Can NAD+ supplements help liver recovery?

The evidence points in that direction, with important nuance. The mechanism is clear: alcohol depletes hepatic NAD+, that depletion directly causes fatty liver through SIRT1 inactivation, and restoring NAD+ reverses that process in animal models. Human tissue data confirms the deficit is real. Clinical trials in humans specifically targeting alcoholic liver disease with NR are early but promising. NAD+ supplementation is not a substitute for abstinence. It's a complement to it, addressing one specific upstream mechanism that abstinence alone may not fully and immediately correct.

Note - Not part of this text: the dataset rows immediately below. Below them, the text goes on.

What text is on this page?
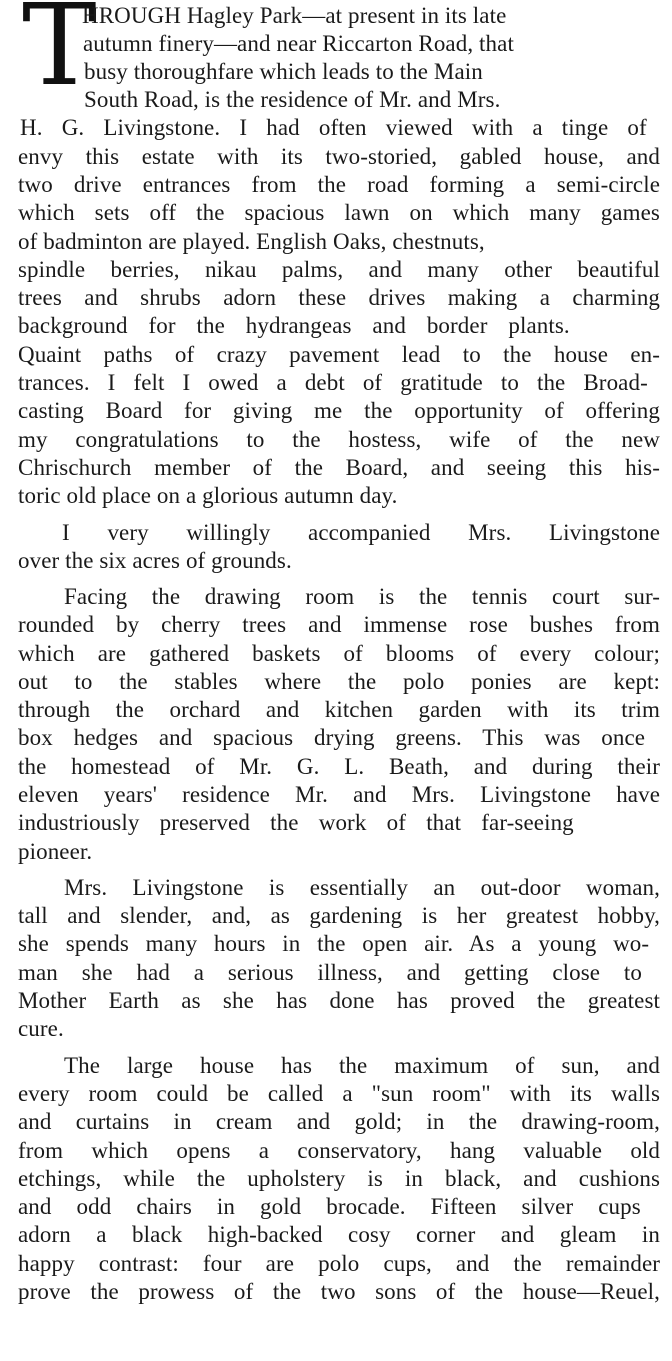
T
HROUGH Hagley Park—at present in its late
autumn finery—and near Riccarton Road, that
busy thoroughfare which leads to the Main
South Road, is the residence of Mr. and Mrs.
H. G. Livingstone. I had often viewed with a tinge of
envy this estate with its two-storied, gabled house, and
two drive entrances from the road forming a semi-circle
which sets off the spacious lawn on which many games
of badminton are played. English Oaks, chestnuts,
spindle berries, nikau palms, and many other beautiful
trees and shrubs adorn these drives making a charming
background for the hydrangeas and border plants.
Quaint paths of crazy pavement lead to the house en-
trances. I felt I owed a debt of gratitude to the Broad-
casting Board for giving me the opportunity of offering
my congratulations to the hostess, wife of the new
Chrischurch member of the Board, and seeing this his-
toric old place on a glorious autumn day.
I very willingly accompanied Mrs. Livingstone
over the six acres of grounds.
Facing the drawing room is the tennis court sur-
rounded by cherry trees and immense rose bushes from
which are gathered baskets of blooms of every colour;
out to the stables where the polo ponies are kept:
through the orchard and kitchen garden with its trim
box hedges and spacious drying greens. This was once
the homestead of Mr. G. L. Beath, and during their
eleven years' residence Mr. and Mrs. Livingstone have
industriously preserved the work of that far-seeing
pioneer.
Mrs. Livingstone is essentially an out-door woman,
tall and slender, and, as gardening is her greatest hobby,
she spends many hours in the open air. As a young wo-
man she had a serious illness, and getting close to
Mother Earth as she has done has proved the greatest
cure.
The large house has the maximum of sun, and
every room could be called a "sun room" with its walls
and curtains in cream and gold; in the drawing-room,
from which opens a conservatory, hang valuable old
etchings, while the upholstery is in black, and cushions
and odd chairs in gold brocade. Fifteen silver cups
adorn a black high-backed cosy corner and gleam in
happy contrast: four are polo cups, and the remainder
prove the prowess of the two sons of the house—Reuel,
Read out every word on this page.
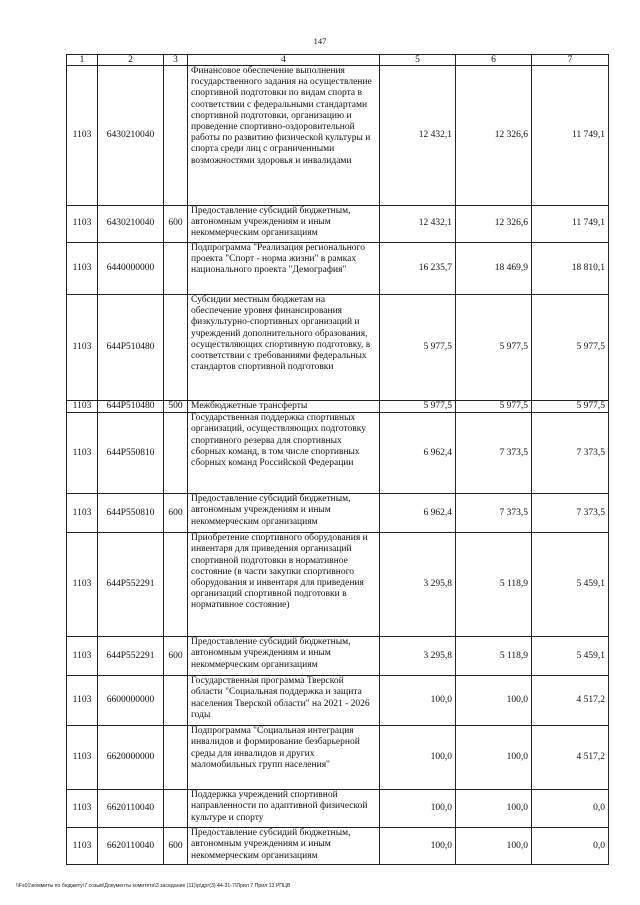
147
1	2	3	4	5	6	7
1103	6430210040		Финансовое обеспечение выполнения государственного задания на осуществление спортивной подготовки по видам спорта в соответствии с федеральными стандартами спортивной подготовки, организацию и проведение спортивно-оздоровительной работы по развитию физической культуры и спорта среди лиц с ограниченными возможностями здоровья и инвалидами	12 432,1	12 326,6	11 749,1
1103	6430210040	600	Предоставление субсидий бюджетным, автономным учреждениям и иным некоммерческим организациям	12 432,1	12 326,6	11 749,1
1103	6440000000		Подпрограмма "Реализация регионального проекта "Спорт - норма жизни" в рамках национального проекта "Демография"	16 235,7	18 469,9	18 810,1
1103	644P510480		Субсидии местным бюджетам на обеспечение уровня финансирования физкультурно-спортивных организаций и учреждений дополнительного образования, осуществляющих спортивную подготовку, в соответствии с требованиями федеральных стандартов спортивной подготовки	5 977,5	5 977,5	5 977,5
1103	644P510480	500	Межбюджетные трансферты	5 977,5	5 977,5	5 977,5
1103	644P550810		Государственная поддержка спортивных организаций, осуществляющих подготовку спортивного резерва для спортивных сборных команд, в том числе спортивных сборных команд Российской Федерации	6 962,4	7 373,5	7 373,5
1103	644P550810	600	Предоставление субсидий бюджетным, автономным учреждениям и иным некоммерческим организациям	6 962,4	7 373,5	7 373,5
1103	644P552291		Приобретение спортивного оборудования и инвентаря для приведения организаций спортивной подготовки в нормативное состояние (в части закупки спортивного оборудования и инвентаря для приведения организаций спортивной подготовки в нормативное состояние)	3 295,8	5 118,9	5 459,1
1103	644P552291	600	Предоставление субсидий бюджетным, автономным учреждениям и иным некоммерческим организациям	3 295,8	5 118,9	5 459,1
1103	6600000000		Государственная программа Тверской области "Социальная поддержка и защита населения Тверской области" на 2021 - 2026 годы	100,0	100,0	4 517,2
1103	6620000000		Подпрограмма "Социальная интеграция инвалидов и формирование безбарьерной среды для инвалидов и других маломобильных групп населения"	100,0	100,0	4 517,2
1103	6620110040		Поддержка учреждений спортивной направленности по адаптивной физической культуре и спорту	100,0	100,0	0,0
1103	6620110040	600	Предоставление субсидий бюджетным, автономным учреждениям и иным некоммерческим организациям	100,0	100,0	0,0
\\Fs01\коммиты по бюджету\7 созыв\Документы комитета\3 заседание (11)\р\дрг(3) 44-31-7\Прил 7 Прил 13 РПЦВ
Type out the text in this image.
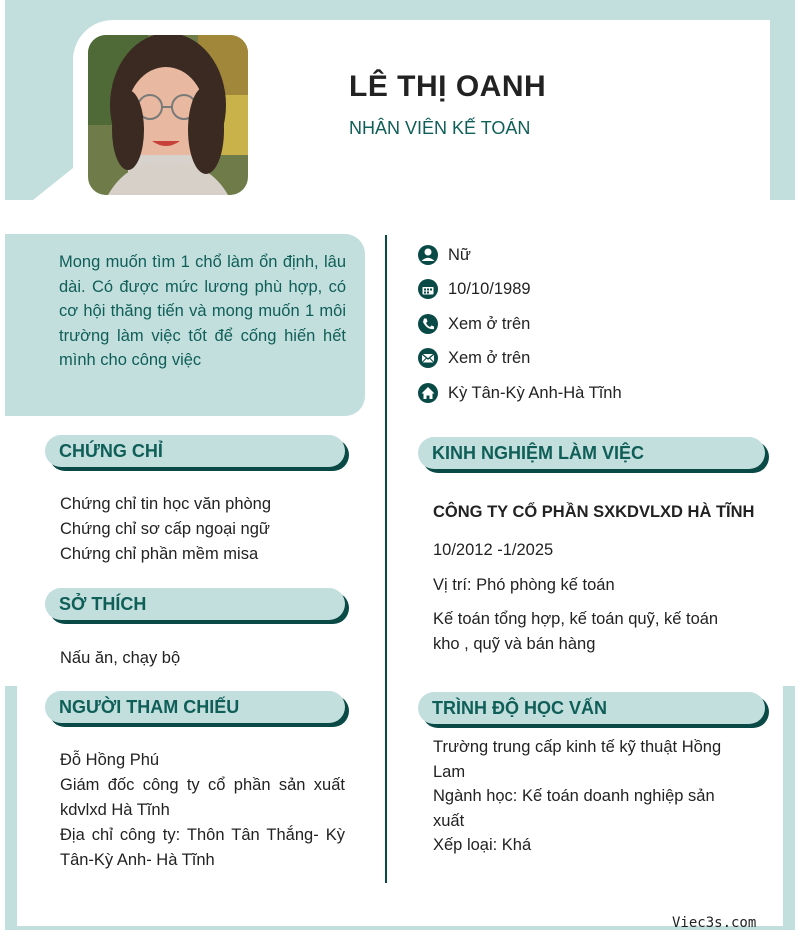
LÊ THỊ OANH
NHÂN VIÊN KẾ TOÁN
Mong muốn tìm 1 chổ làm ổn định, lâu dài. Có được mức lương phù hợp, có cơ hội thăng tiến và mong muốn 1 môi trường làm việc tốt để cống hiến hết mình cho công việc
Nữ
10/10/1989
Xem ở trên
Xem ở trên
Kỳ Tân-Kỳ Anh-Hà Tĩnh
CHỨNG CHỈ
Chứng chỉ tin học văn phòng
Chứng chỉ sơ cấp ngoại ngữ
Chứng chỉ phần mềm misa
SỞ THÍCH
Nấu ăn, chạy bộ
NGƯỜI THAM CHIẾU
Đỗ Hồng Phú
Giám đốc công ty cổ phần sản xuất kdvlxd Hà Tĩnh
Địa chỉ công ty: Thôn Tân Thắng- Kỳ Tân-Kỳ Anh- Hà Tĩnh
KINH NGHIỆM LÀM VIỆC
CÔNG TY CỔ PHẦN SXKDVLXD HÀ TĨNH
10/2012 -1/2025
Vị trí: Phó phòng kế toán
Kế toán tổng hợp, kế toán quỹ, kế toán kho , quỹ và bán hàng
TRÌNH ĐỘ HỌC VẤN
Trường trung cấp kinh tế kỹ thuật Hồng Lam
Ngành học: Kế toán doanh nghiệp sản xuất
Xếp loại: Khá
Viec3s.com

What if my liver enzymes are still elevated after months of not drinking?

This warrants further investigation. After 3 months of confirmed abstinence, persistently elevated ALT should be evaluated for other causes: non-alcoholic fatty liver disease (NAFLD), hepatitis B or C, hemochromatosis, autoimmune hepatitis. It's also possible you have significant fibrosis or early cirrhosis, which takes longer to normalize. A gastroenterologist or hepatologist can order the right additional tests, potentially including a FibroScan (liver stiffness measurement) or biopsy.

If you want to understand your liver's current state and what supports its recovery, a physician can order the right blood work and tell you specifically where you stand. The numbers don't lie, and knowing them is the first step to improving them.